The line was merged into the Sioux City and Dakota Railroad in 1879.
By 1881, the line became a branch of the Chicago, Milwaukee & St. Paul Railway, also known as the Milwaukee Road.
In 1913, following an escapade to the Pacific Ocean, the railroad became known as the Chicago, Milwaukee St. Paul & Pacific Railway.
Heading north out of Sioux Falls, the Milwaukee Road also operated a branch to North Dakota.
By 1981, with the Milwaukee Road falling to bankruptcy, the Dakota & Iowa (D&I) Railroad was formed as a joint coalition between Iowa and South Dakota to operate the former branch to Sioux City.
Today, D&I continues to operate the line from Sioux Falls to Sioux City, as well as the Dell Rapids branch.
Formerly crossing the Big Sioux River at Canton, this unique bridge was destroyed in the spring floods of 2019 during an ice jam.

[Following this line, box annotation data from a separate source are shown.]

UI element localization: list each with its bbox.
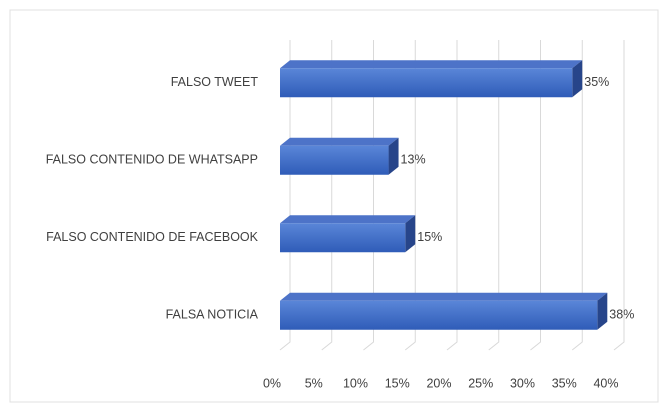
bar-top [280,292,608,301]
grid-line [446,40,458,351]
value-label: 13% [401,153,426,167]
y-tick-label: FALSA NOTICIA [166,308,259,322]
x-tick-label: 10% [343,376,368,390]
bar [280,145,389,175]
grid-line [613,40,625,351]
y-tick-label: FALSO TWEET [171,75,259,89]
chart-frame [9,9,659,403]
bar [280,68,573,98]
x-tick-label: 40% [593,376,618,390]
bar [280,300,598,330]
y-tick-label: FALSO CONTENIDO DE FACEBOOK [46,230,259,244]
x-tick-label: 25% [468,376,493,390]
grid-line [488,40,500,351]
bar-end [597,292,608,330]
x-tick-label: 35% [552,376,577,390]
grid-line [571,40,583,351]
x-tick-label: 5% [305,376,323,390]
bar-top [280,60,583,69]
value-label: 15% [417,230,442,244]
value-label: 38% [609,308,634,322]
bar-end [405,215,416,253]
bar-end [388,137,399,175]
x-tick-label: 15% [385,376,410,390]
value-label: 35% [584,75,609,89]
bar-top [280,137,399,146]
bar-top [280,215,416,224]
bar [280,223,406,253]
x-tick-label: 20% [426,376,451,390]
bar-end [572,60,583,98]
grid-line [530,40,541,351]
y-tick-label: FALSO CONTENIDO DE WHATSAPP [46,153,258,167]
grid-line [404,40,416,351]
x-tick-label: 0% [263,376,281,390]
x-tick-label: 30% [510,376,535,390]
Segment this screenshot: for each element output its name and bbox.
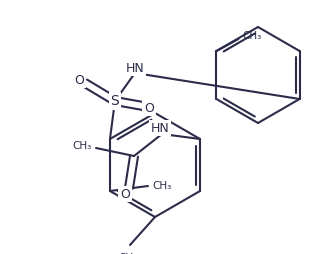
Text: CH₃: CH₃ [118,253,138,254]
Text: CH₃: CH₃ [243,31,262,41]
Text: HN: HN [151,121,170,135]
Text: HN: HN [126,61,144,74]
Text: O: O [120,187,130,200]
Text: CH₃: CH₃ [152,181,171,191]
Text: O: O [144,102,154,115]
Text: CH₃: CH₃ [73,141,92,151]
Text: S: S [111,94,119,108]
Text: O: O [74,73,84,87]
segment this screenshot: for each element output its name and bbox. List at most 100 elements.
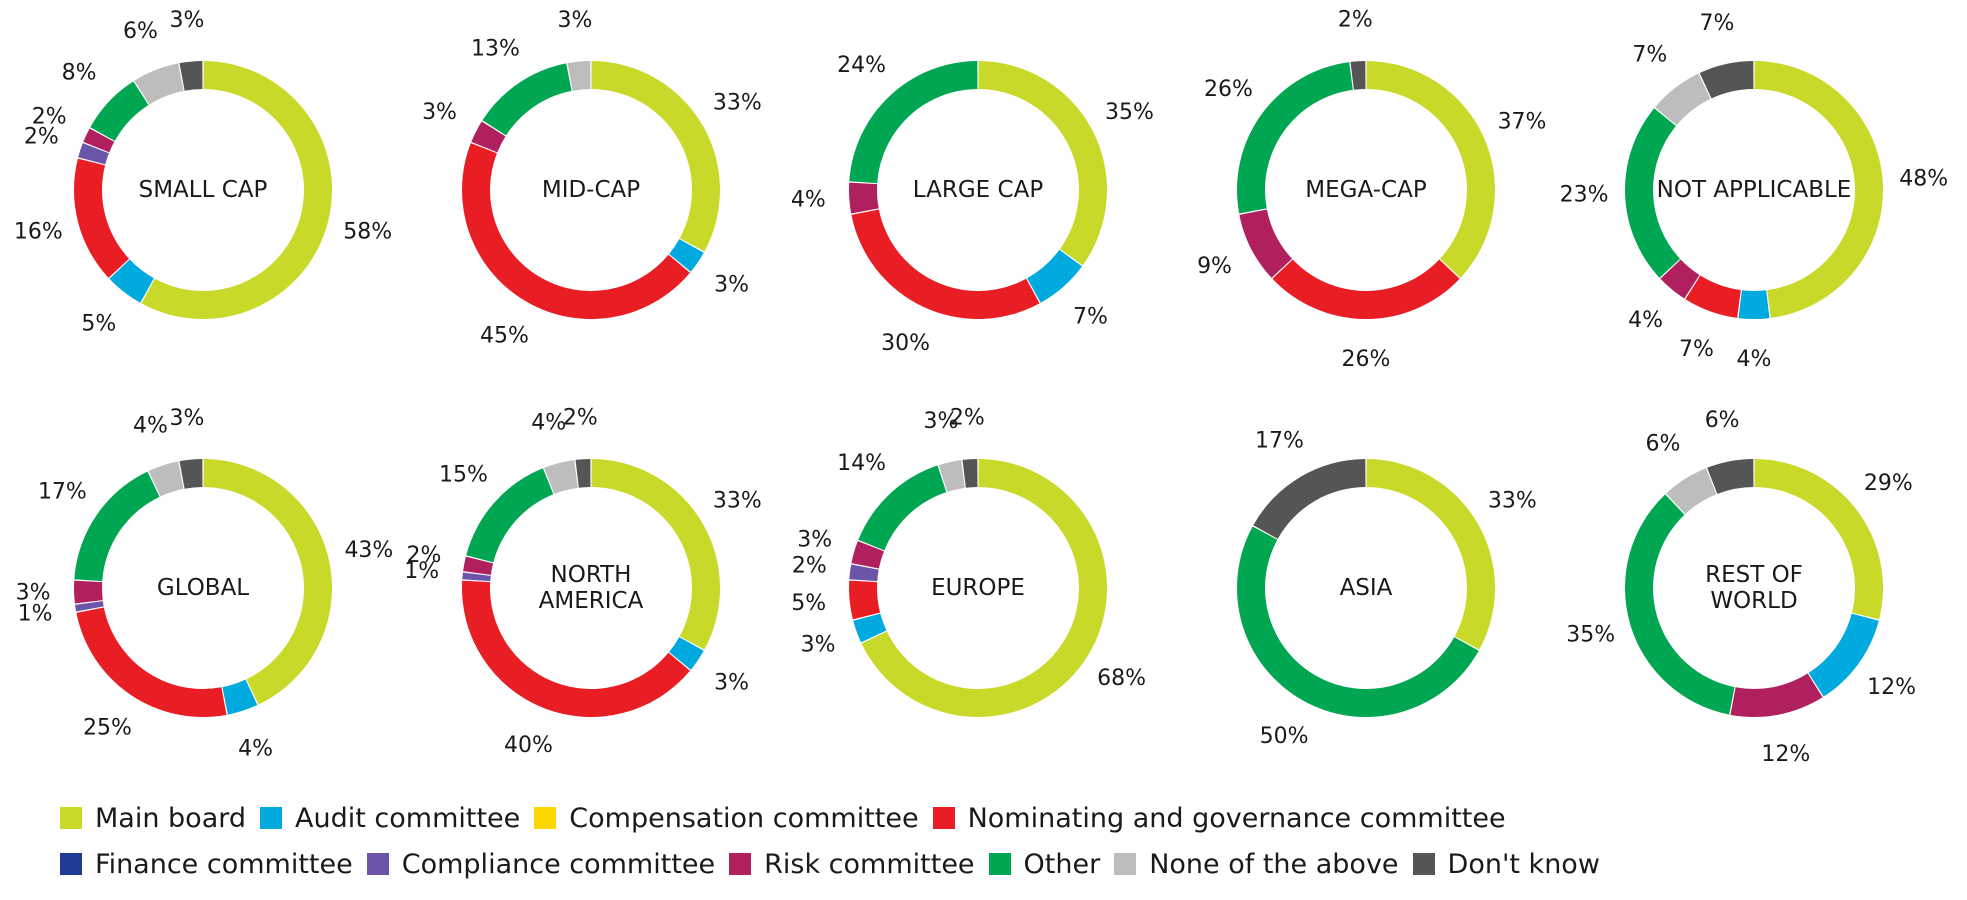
- data-label-other: 26%: [1204, 77, 1253, 102]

As originally built, the bridge featured the 5-panel, riveted Pratt Through Truss with a 75-foot deck girder approach. Trestles approached the bridge on either side. The truss was originally fabricated in 1909 at Madrid, Iowa to replace an 1888 vintage bridge. When the Madrid bridge was replaced by a new structure in 1913-14, the old spans were reused here and at another unknown location.
In 1931, a 72-foot deck girder was installed to replace the lighter 75-foot span. This 72-foot deck girder span had a unique history, as it was originally built in 1887 as one span of a double track through plate girder span at Bridge #Z-204 across the Kishwaukee River at Genoa, Illinois.
The 1931 configuration of this bridge represents the final configuration before the bridge was destroyed. The entire bridge sat on timber substructures, unusual for a permanent structure.
Bridge #Z-204; Genoa, Illinois. From Annual report of the Railroad and Warehouse Commission of the State of Illinois, 1899.
When the Illinois bridge was replaced in 1931, the three spans were freed up to be reused elsewhere. The other two spans were stored at the bridge yard in Tomah, Wisconsin before being sent to Rapid City, South Dakota.
The third span was shipped by flat car to Canton, where it was heavily strengthened and converted to a single track deck girder span and rebuilt by the Clinton Bridge Works. The old 75-foot span was then sent to Tomah, where it was eventually reused elsewhere.
While relocating spans is rather common, it is unusual to convert a through girder span to a deck girder span. Unfortunately, the author was not able to get close to the bridge to inspect underneath the girder for the unusual features that were almost certainly present.
The author ranks this bridge as being regionally significant, due to the unique design of a riveted Pratt truss and the historic nature of the girder.
The photo above is an overview. The bridge was replaced in the spring of 2019.